For the past four years, doctors at Johns Hopkins University Hospital have been studying Isom and keeping her alive with massive doses of medication. But she often can't afford the costly trip to Baltimore or the many medications that have been prescribed.
Between visits to Baltimore, Dr. Mukesh Jain in Southaven helps Isom deal with the many complications of her mystery illness.
"I had not seen any condition like that before in my life either. I have been practicing for almost 30 years now," Jain said.
During an exam Jain sees a vast improvement over her previous visit.
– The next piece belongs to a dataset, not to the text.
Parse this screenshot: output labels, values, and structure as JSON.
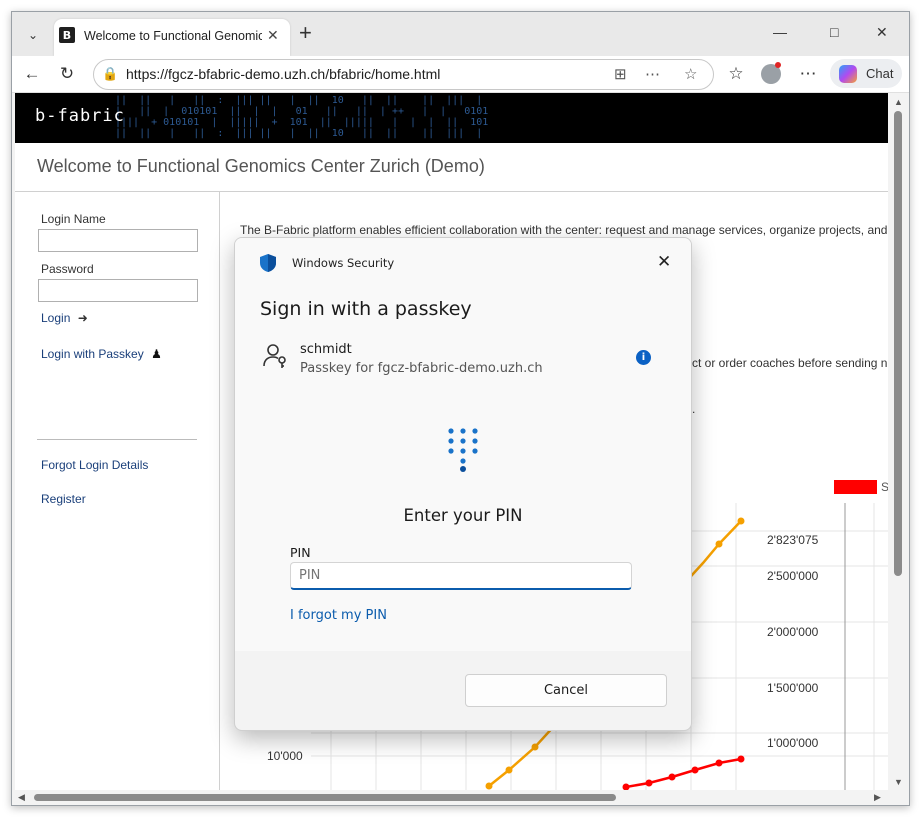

The sharp stems have cleared from her face and arms but still cover her shoulders and back. The sores on her stomach may never heal.
The medicated pads that ward off infection cost $25,000 a month.
"I'm over a million dollars in debt from this illness," Isom said.
Anderson Cooper offered to pay some of her medical bills, but that generous gift ran out in four months.
Family and friends have exhausted their savings to keep the disease from killing her; donations have run dry.
"Monthly donations or sponsors to help me along the way ... I would truly appreciate it," Isom said about her needs.
A lot of people might have let a life threatening disease win the battle by now, but Shanyna Isom isn't giving up. The generosity of others is what keeps her going.
"I can't give up on them, and so that's how I push day to day. It's hard at times but without them I couldn't have made it," Isom said.
There is no diagnosis or cure for Isom's disease. The treatments only keep it from killing her.